To measure self-reported intensity, location and quality of pain, the study used the Adolescent Pediatric Pain Tool, which assesses pain using the following criteria:
- A body outline diagram to identify pain areas.
- A pain-intensity score measured on a 10-centimeter line anchored by the words "no pain," "little," "medium," "large" and "worst possible pain."
- A number of pain-quality descriptors, yielding both a tallied score indicating number of words circled (circle scores), and tallied scores for sensory, affective, temporal and evaluative pain quality subscales. Higher circle scores indicate a greater subjective experience of pain, higher measurement scores indicate higher levels of pain intensity, and pain-quality descriptors (sensory, affective, temporal and evaluative) help describe the pain experience.
This study contributes to the sparse literature on the use of acupuncture in a pediatric population, and supports acupuncture’s feasibility as an effective strategy for managing chronic pain.

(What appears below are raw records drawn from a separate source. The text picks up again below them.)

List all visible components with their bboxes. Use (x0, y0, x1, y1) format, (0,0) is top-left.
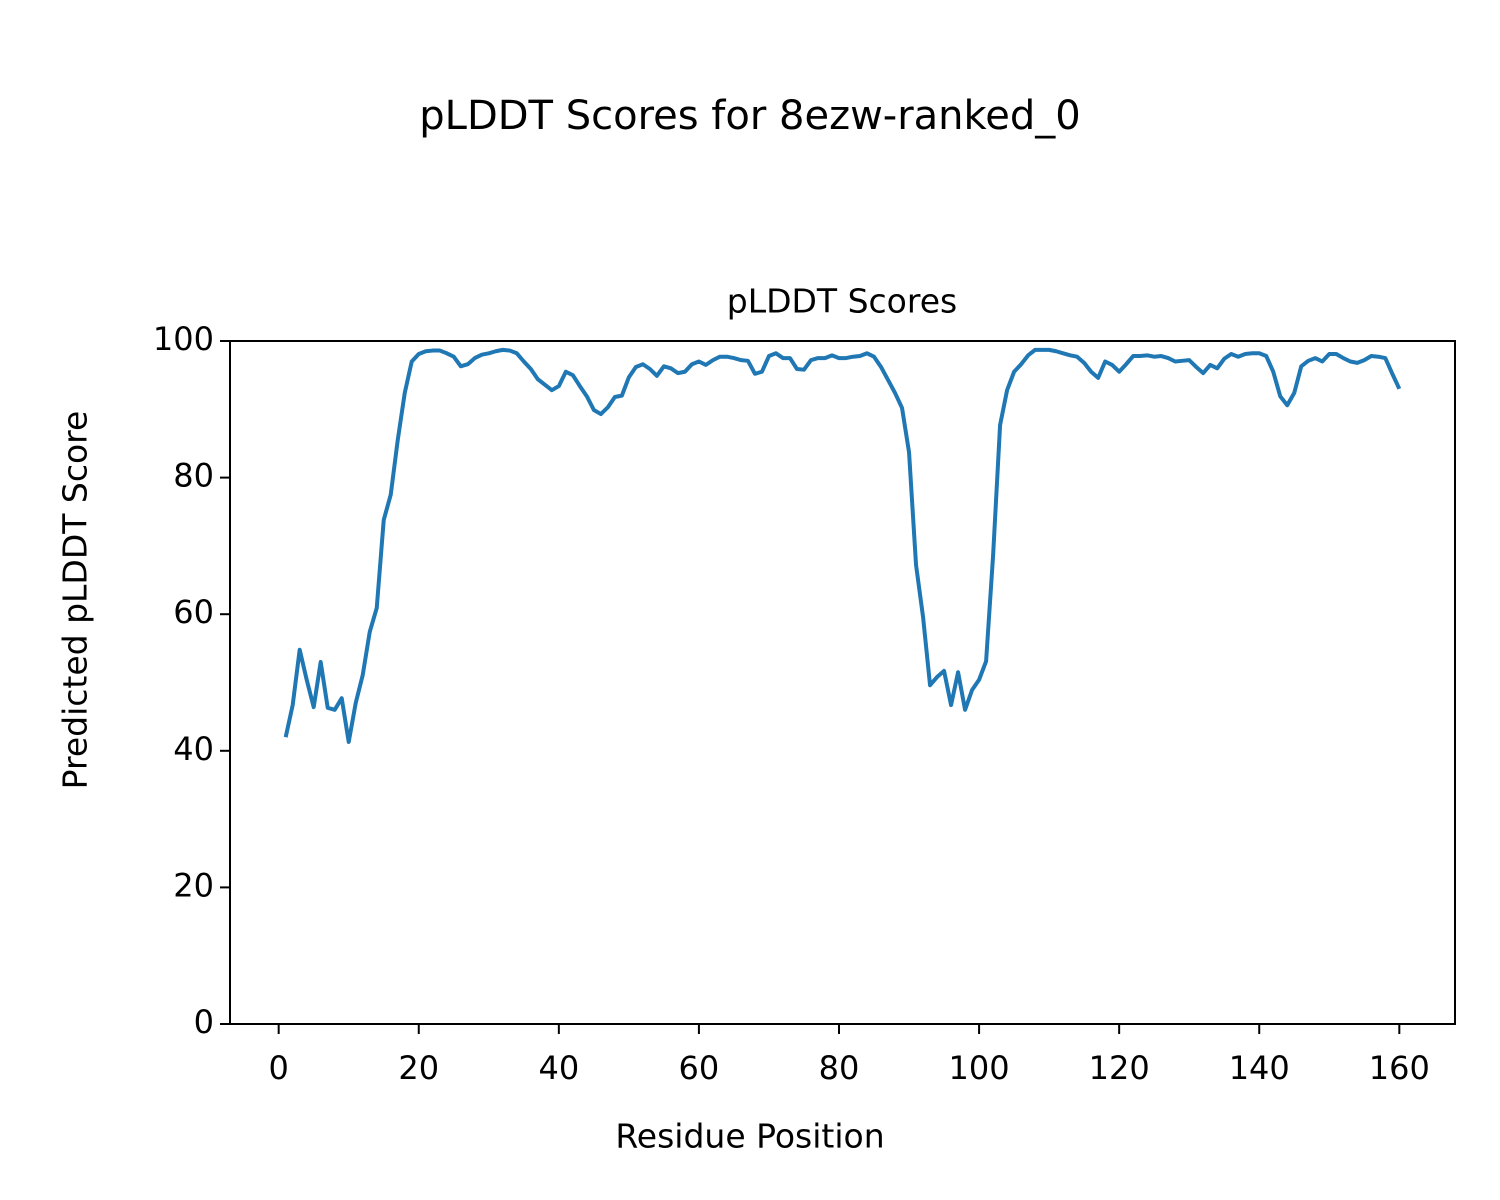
y-tick-label: 60 (173, 593, 214, 631)
plot-frame (229, 340, 1456, 1025)
y-tick-label: 20 (173, 866, 214, 904)
x-tick-label: 100 (949, 1049, 1010, 1087)
x-tick-label: 80 (819, 1049, 860, 1087)
x-tick-label: 60 (679, 1049, 720, 1087)
y-tick-label: 80 (173, 457, 214, 495)
y-tick-label: 40 (173, 730, 214, 768)
y-tick-label: 0 (194, 1003, 214, 1041)
y-axis-label: Predicted pLDDT Score (56, 411, 95, 790)
x-axis-label: Residue Position (615, 1117, 884, 1156)
x-tick-label: 20 (398, 1049, 439, 1087)
x-tick-label: 0 (268, 1049, 288, 1087)
x-tick-label: 160 (1369, 1049, 1430, 1087)
x-tick-label: 40 (538, 1049, 579, 1087)
chart-title: pLDDT Scores (727, 282, 957, 321)
y-tick-label: 100 (153, 320, 214, 358)
line-series (283, 347, 1402, 744)
suptitle: pLDDT Scores for 8ezw-ranked_0 (419, 93, 1080, 139)
x-tick-label: 120 (1089, 1049, 1150, 1087)
x-tick-label: 140 (1229, 1049, 1290, 1087)
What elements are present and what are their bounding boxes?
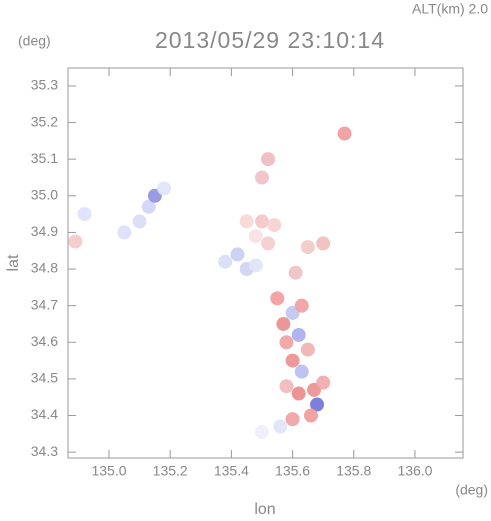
x-tick-label: 135.4	[214, 463, 249, 479]
echo-cell	[276, 316, 291, 331]
y-tick-label: 34.6	[31, 333, 58, 349]
x-axis-label: lon	[254, 501, 275, 518]
y-unit: (deg)	[18, 33, 51, 49]
x-tick-label: 135.2	[153, 463, 188, 479]
echo-cell	[248, 258, 263, 273]
echo-cell	[294, 364, 309, 379]
x-tick-label: 135.8	[336, 463, 371, 479]
echo-cell	[254, 425, 269, 439]
echo-cell	[254, 170, 269, 185]
y-tick-label: 35.1	[31, 150, 58, 166]
echo-cell	[291, 386, 306, 401]
echo-cell	[230, 247, 245, 262]
echo-cell	[68, 234, 83, 249]
echo-cell	[117, 225, 132, 240]
echo-cell	[316, 375, 331, 390]
echo-cell	[157, 181, 172, 196]
echo-cell	[279, 335, 294, 350]
echo-cell	[285, 412, 300, 427]
echo-cell	[300, 240, 315, 255]
y-tick-label: 35.2	[31, 113, 58, 129]
echo-cell	[285, 353, 300, 368]
echo-cell	[248, 229, 263, 244]
echo-cell	[288, 265, 303, 280]
echo-cell	[132, 214, 147, 229]
x-unit: (deg)	[455, 482, 488, 498]
echo-cell	[300, 342, 315, 357]
y-tick-label: 34.8	[31, 260, 58, 276]
y-tick-label: 35.3	[31, 77, 58, 93]
y-tick-label: 34.9	[31, 223, 58, 239]
echo-cell	[261, 152, 276, 167]
y-axis-label: lat	[5, 254, 22, 271]
echo-cell	[141, 199, 156, 214]
altitude: ALT(km) 2.0	[412, 1, 488, 17]
echo-cell	[294, 298, 309, 313]
echo-cell	[254, 214, 269, 229]
y-tick-label: 34.3	[31, 443, 58, 459]
y-tick-label: 34.4	[31, 406, 58, 422]
echo-cell	[261, 236, 276, 251]
echo-cell	[270, 291, 285, 306]
echo-cell	[239, 214, 254, 229]
echo-cell	[267, 218, 282, 233]
y-tick-label: 34.7	[31, 296, 58, 312]
echo-cell	[303, 408, 318, 423]
echo-cell	[316, 236, 331, 251]
echo-cell	[218, 254, 233, 269]
echo-cell	[291, 327, 306, 342]
x-tick-label: 135.0	[91, 463, 126, 479]
chart-title: 2013/05/29 23:10:14	[155, 27, 385, 53]
echo-cell	[279, 379, 294, 394]
echo-cell	[337, 126, 352, 141]
x-tick-label: 135.6	[275, 463, 310, 479]
x-tick-label: 136.0	[397, 463, 432, 479]
echo-cell	[310, 397, 325, 412]
y-tick-label: 34.5	[31, 370, 58, 386]
plot-frame	[67, 67, 464, 459]
y-tick-label: 35.0	[31, 187, 58, 203]
echo-cell	[273, 419, 288, 434]
echo-cell	[77, 207, 92, 222]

“The results of this study suggest that acupuncture can have a profound positive impact on the health and well-being of children who experience the disabling effects of chronic pain,” Johnson says. She hopes to expand her research to larger groups of children in order to understand more about how acupuncture can help relieve their chronic pain.
“Like any good doctors, we want to reduce children’s suffering,” she says, “and we hope that this study will be a first step in our being able to do more for these kids.”